There was a time not so many years ago when a perimeter was just that. Today your perimeter could be anywhere in the world on a mobile device, on your business partner’s network, or on servers in the cloud. Protecting your perimeter today means not only protecting your network edge devices, but also a plethora of internet of things (IoT) and mobile devices.
However, protecting your network from the vast array of mobile devices can be challenging. In the end, it’s all about identity and access management. Can you, as the security professional in charge of network management, be absolutely certain that the mobile device that is trying to access your network is what it appears to be?
There are a variety of tools you can use to authenticate users. These include the obligatory user name and password that can be augmented by behavioral analytics such as when and where the user is logging in from, the applications they are accessing and in which order, and such; or perhaps mobile device management software that authenticates the device by the applications on it, hard-coded IDs and other authentication data.

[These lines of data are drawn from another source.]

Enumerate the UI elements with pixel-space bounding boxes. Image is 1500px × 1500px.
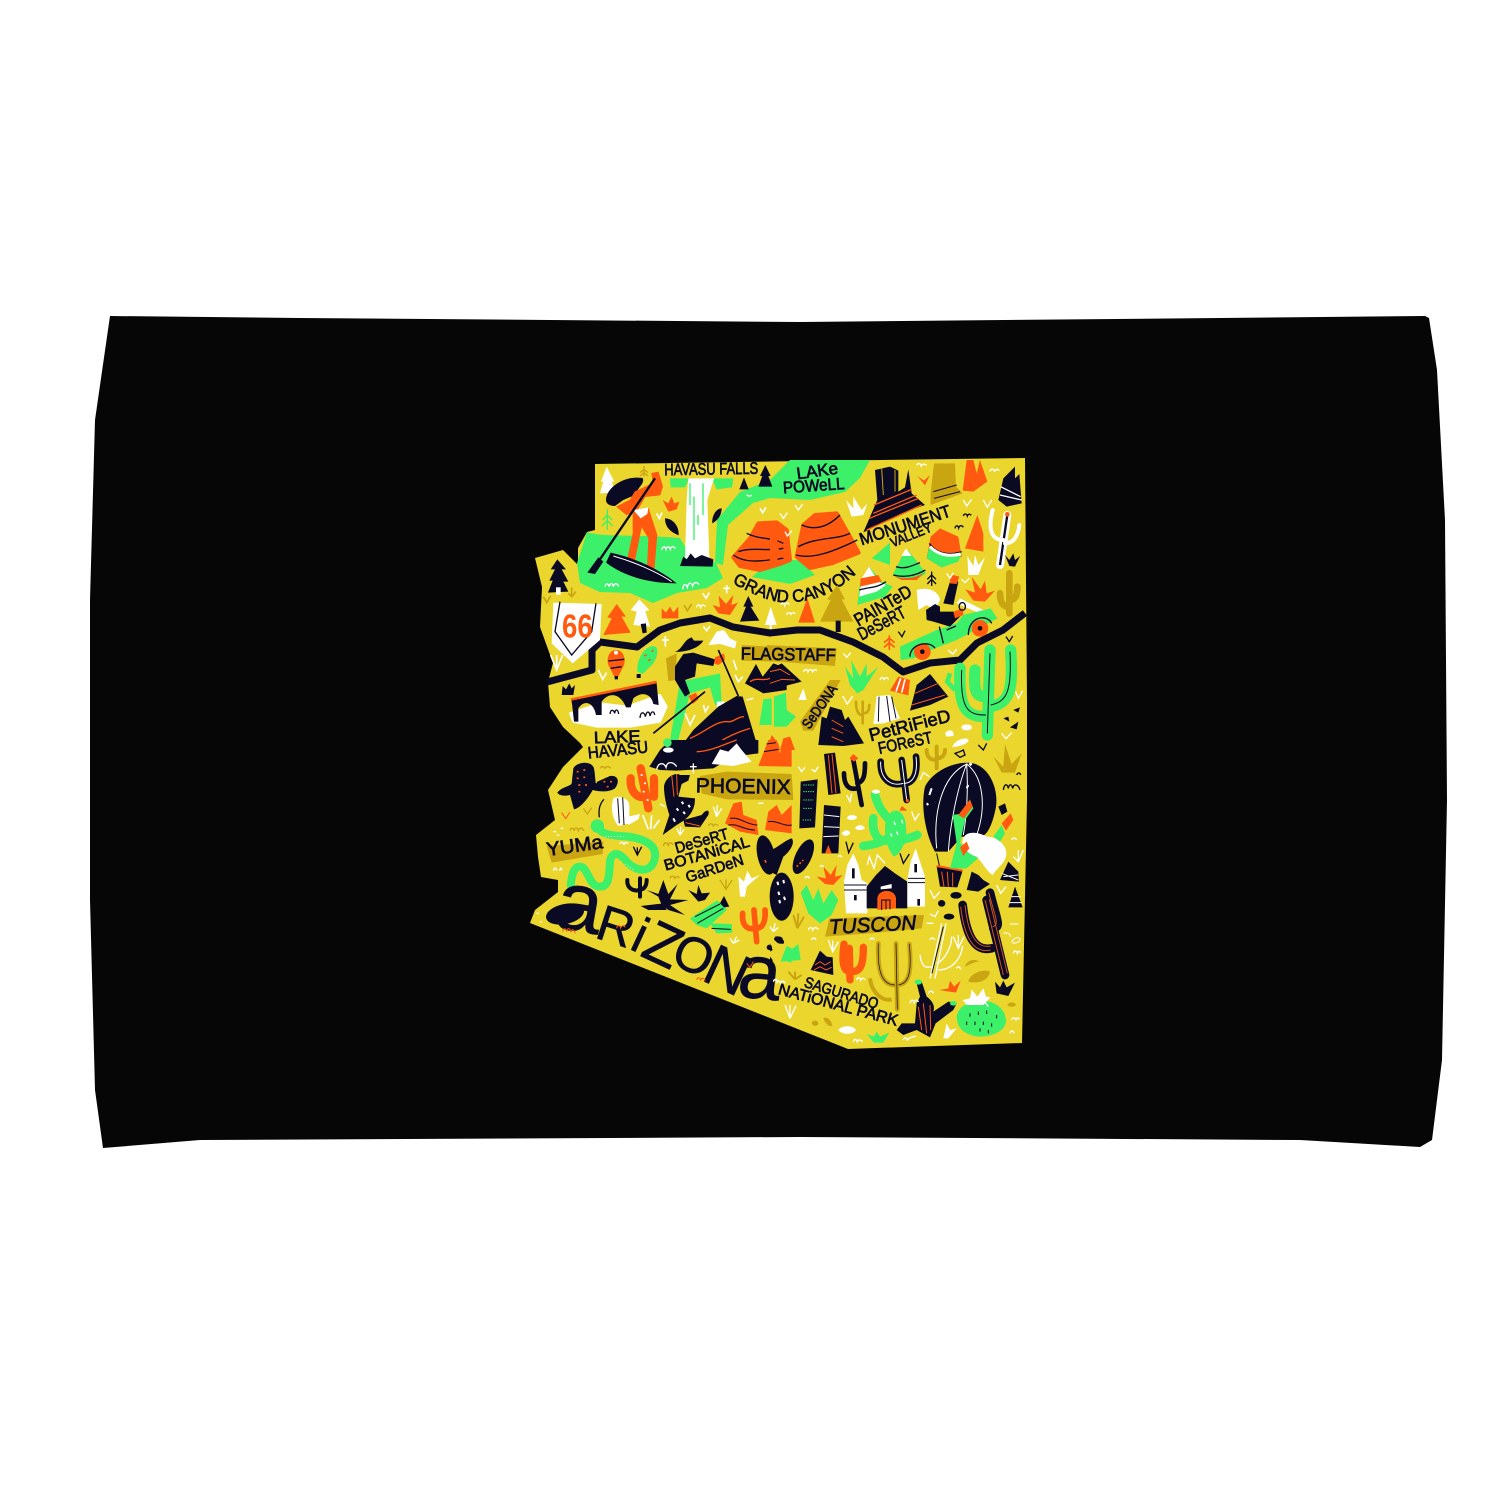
Flagstaff banner bbox=[742, 645, 780, 662]
navy plant bbox=[1005, 553, 1020, 567]
title: Arizona bbox=[544, 853, 786, 1018]
label: Desert Botanical Garden: GaRDeN bbox=[684, 852, 746, 886]
navy pine trees bbox=[739, 465, 772, 489]
navy tree at edge bbox=[548, 559, 568, 595]
white outlined plant bbox=[643, 815, 659, 829]
navy sprigs bbox=[846, 842, 909, 863]
south-east region bbox=[767, 728, 1023, 1043]
hot air balloon cactus bbox=[923, 763, 1013, 887]
brown saguaro bbox=[961, 893, 1007, 975]
large green saguaro bbox=[947, 650, 1011, 735]
painted hill one bbox=[857, 567, 893, 605]
navy pine tree bbox=[740, 596, 759, 622]
green lake and river bbox=[577, 460, 870, 603]
Tuscon banner bbox=[825, 915, 924, 937]
label: Grand Canyon: GRAND CANYON bbox=[734, 565, 856, 602]
label: Lake Powell: LAKe bbox=[795, 459, 839, 483]
navy rock group bbox=[818, 707, 864, 746]
navy mountain bbox=[745, 663, 787, 693]
orange agave bbox=[939, 981, 961, 993]
green barrel cactus bbox=[957, 988, 1006, 1037]
label: Desert Botanical Garden: DeSeRT bbox=[673, 826, 731, 857]
green arm cactus bbox=[863, 790, 917, 857]
orange agave bbox=[965, 577, 995, 602]
title: Arizona: Z bbox=[633, 908, 693, 982]
London bridge bbox=[571, 681, 659, 722]
label: Phoenix: PHOENIX bbox=[696, 774, 791, 799]
white pebbles bbox=[842, 815, 865, 836]
orange cone edges bbox=[767, 735, 795, 750]
gold plants bbox=[788, 913, 804, 979]
route 66 road bbox=[547, 613, 1025, 682]
white outlined cactus bbox=[920, 923, 963, 978]
label: Havasu Falls: HAVASU FALLS bbox=[664, 459, 758, 479]
orange small tree bbox=[884, 635, 895, 650]
label: Painted Desert: PAINTeD bbox=[850, 581, 915, 630]
white tree bbox=[765, 607, 777, 629]
gold large tree bbox=[820, 585, 853, 632]
orange cactus bbox=[631, 768, 654, 808]
Grand Canyon baseline guide bbox=[732, 570, 860, 603]
white striped cactus bbox=[612, 797, 640, 826]
label: Tuscon: TUSCON bbox=[828, 911, 917, 939]
brick column bbox=[824, 753, 841, 795]
small gold marks bbox=[570, 767, 732, 889]
navy bottom cactus bbox=[897, 979, 957, 1037]
yellow Arizona state map bbox=[530, 458, 1027, 1049]
canyon rock left edge bbox=[770, 522, 780, 567]
navy plants bbox=[955, 743, 1021, 790]
gold cactus bbox=[1000, 573, 1017, 613]
mountain peak base bbox=[649, 738, 758, 771]
navy and orange small trees bbox=[927, 572, 936, 586]
gold cactus bbox=[856, 702, 869, 723]
navy prickly pear bbox=[557, 763, 618, 809]
orange cactus bbox=[843, 944, 863, 980]
painted hill three bbox=[927, 528, 962, 567]
navy blobs near Tuscon bbox=[770, 936, 784, 980]
orange plant bbox=[663, 497, 679, 512]
label: Monument Valley: VALLEY bbox=[888, 520, 934, 550]
white pine tree with trunk bbox=[631, 599, 650, 633]
striped navy butte bbox=[998, 467, 1022, 507]
Yuma banner bbox=[547, 842, 603, 863]
navy dots bbox=[1003, 707, 1020, 729]
white striped navy cactus bbox=[881, 757, 916, 802]
label: Desert Botanical Garden bbox=[662, 826, 752, 886]
green plant bbox=[845, 660, 878, 693]
label: Painted Desert bbox=[850, 581, 915, 644]
small marks bbox=[605, 495, 753, 700]
title: Arizona: a bbox=[549, 853, 611, 953]
label: Yuma: YUMa bbox=[545, 832, 604, 861]
lake Havasu water bbox=[570, 695, 667, 727]
north-east region bbox=[741, 459, 1023, 750]
Havasu waterfall bbox=[670, 478, 733, 567]
orange rocks bbox=[725, 802, 792, 835]
small navy marks bbox=[955, 514, 971, 528]
label: Sagurado National Park: NATiONAL PARK bbox=[776, 981, 900, 1030]
gold tall saguaro bbox=[870, 943, 910, 1009]
north-west region bbox=[543, 459, 790, 750]
orange cactus bbox=[743, 910, 765, 942]
white pebble bbox=[838, 1026, 856, 1034]
title: Arizona: a bbox=[734, 928, 786, 1018]
navy saguaro bbox=[844, 754, 865, 805]
navy striped rock bbox=[910, 674, 948, 711]
green snake bbox=[571, 799, 655, 887]
green small plant bbox=[782, 946, 792, 963]
label: Sedona: SeDONA bbox=[800, 682, 841, 732]
gold plants top bbox=[927, 747, 945, 768]
white pebbles bbox=[961, 724, 972, 730]
small white marks bbox=[780, 464, 1023, 739]
green plant bbox=[801, 885, 838, 923]
orange cone rock bbox=[758, 740, 792, 767]
label: Havasu: HAVASU bbox=[587, 737, 649, 763]
white marks bbox=[773, 767, 1023, 1042]
label: Monument Valley: MONUMENT bbox=[857, 501, 954, 549]
striped tower bbox=[822, 805, 841, 853]
green mesa bbox=[759, 695, 783, 727]
Monument Valley butte bbox=[863, 467, 925, 532]
navy prickly pear bbox=[767, 836, 818, 921]
hiker bbox=[653, 637, 738, 750]
mountain peak bbox=[678, 696, 758, 750]
orange butte bbox=[963, 460, 987, 492]
white plant bbox=[943, 1023, 957, 1038]
navy plants bbox=[627, 847, 710, 915]
title: Arizona: O bbox=[664, 922, 723, 989]
label: Lake Powell bbox=[782, 459, 845, 497]
label: Flagstaff: FLAGSTAFF bbox=[741, 643, 836, 665]
painted hill two bbox=[893, 548, 926, 580]
gold agave bbox=[993, 744, 1022, 773]
white pine tree bbox=[600, 467, 616, 493]
mission church bbox=[844, 848, 925, 913]
navy agave bbox=[995, 981, 1015, 996]
canyon rock left bbox=[733, 522, 790, 570]
white pebbles lower bbox=[945, 730, 969, 747]
striped orange rock bbox=[890, 677, 910, 695]
gold blobs bbox=[812, 960, 1016, 1026]
white plant bbox=[846, 497, 867, 517]
label: Painted Desert: DeSeRT bbox=[854, 602, 909, 644]
white saguaro bbox=[991, 510, 1019, 565]
green jeep bbox=[900, 575, 997, 660]
green small mesa bbox=[781, 944, 801, 962]
gold tree bbox=[640, 466, 648, 477]
falling leaves bbox=[665, 508, 722, 535]
label: Petrified: PetRiFieD bbox=[867, 706, 952, 745]
orange agave bbox=[713, 595, 738, 615]
route 66 sign bbox=[552, 602, 602, 663]
mesa and rock continuation bbox=[774, 693, 796, 727]
orange lines on mountain bbox=[770, 669, 795, 683]
black towel bbox=[90, 316, 1447, 1148]
orange spike rock bbox=[965, 515, 983, 552]
green barrel cactus bbox=[690, 896, 732, 933]
navy prickly cactus left pad bbox=[753, 834, 779, 876]
label: Forest: FOReST bbox=[876, 728, 934, 758]
white cloud bbox=[708, 630, 737, 648]
orange agave bbox=[817, 865, 843, 885]
title: Arizona: N bbox=[694, 932, 760, 1009]
small gold sprigs bbox=[543, 587, 692, 611]
orange crown bbox=[662, 607, 678, 618]
label: Lake Powell: POWeLL bbox=[782, 474, 845, 497]
hot air balloons bbox=[608, 646, 657, 679]
paddleboard bbox=[606, 553, 677, 583]
Phoenix banner bbox=[700, 772, 793, 800]
navy crown bbox=[562, 683, 575, 695]
orange plant bbox=[917, 475, 930, 485]
label: Lake: LAKE bbox=[593, 727, 641, 747]
paddle boarder woman bbox=[587, 472, 663, 575]
small white sprigs bbox=[551, 507, 766, 725]
small white marks bbox=[537, 763, 785, 983]
white plant bbox=[738, 871, 760, 897]
navy sprigs bbox=[898, 631, 1013, 642]
canyon rock right bbox=[796, 513, 859, 568]
white outlined ovals bbox=[1003, 924, 1020, 943]
label: Desert Botanical Garden: BOTANiCAL bbox=[662, 834, 752, 875]
rock stripes bbox=[1002, 873, 1022, 903]
green triangle bbox=[872, 543, 890, 565]
gold butte bbox=[931, 463, 963, 505]
skyscraper bbox=[799, 779, 818, 828]
navy striped and dotted cactus bbox=[663, 774, 709, 835]
small orange marks bbox=[562, 812, 753, 981]
label: Sagurado National Park: SAGURADO bbox=[802, 974, 881, 1013]
Flagstaff banner bbox=[767, 645, 837, 666]
route 66 sign: 66 bbox=[562, 608, 593, 645]
navy rock with zigzag bbox=[811, 951, 833, 975]
white triangle bbox=[798, 688, 807, 700]
navy rocks and boulders bbox=[938, 862, 1023, 920]
Sedona banner bbox=[800, 680, 841, 731]
navy mountain continuation bbox=[770, 663, 802, 692]
white plant bbox=[967, 555, 985, 575]
striped white rock bbox=[873, 695, 900, 724]
south-west region bbox=[537, 737, 793, 1018]
orange pine tree bbox=[603, 604, 631, 635]
orange tree bbox=[798, 598, 815, 623]
title: Arizona: R bbox=[590, 894, 642, 959]
title: Arizona: i bbox=[624, 908, 657, 963]
green outline tree bbox=[602, 509, 613, 530]
green plant bottom bbox=[867, 1032, 889, 1043]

Identity and access management software also can include user provisioning, compliance auditing, role management, directory services, federated identity, and more.
Don’t forget that in addition to authenticating human users who try to enter our network, you also need to authenticate service accounts from automated systems that periodically access the corporate side of your firewall. If you have service accounts with business partners such as could services providers (software, backup, managed security services and other as-a-service providers) banks, local utilities, professional services vendors or others, you need to ensure that the system trying to access your network has not been compromised.
Finally, remember that hackers have a variety of ways to steal your data. If your company is invested in smart devices such as lights, HVAC systems, security systems, or other infrastructure electronics, these devices generally have no way to update, enhance or often to even install any security. It might seem extreme but hackers have manipulated smart devices to enter corporate networks. Make sure your infrastructure network is completely separate from your corporate data network.
Protecting your perimeter is more challenging than ever. Make sure to take the time to audit all devices that are authorized to access your network, then monitor your network to ensure that only white-listed devices are allowed to connect automatically. Next, create policies and procedures for devices that are not on the white list. The best way to ensure that only authorized devices connect to the network is to know which devices are indeed authorized.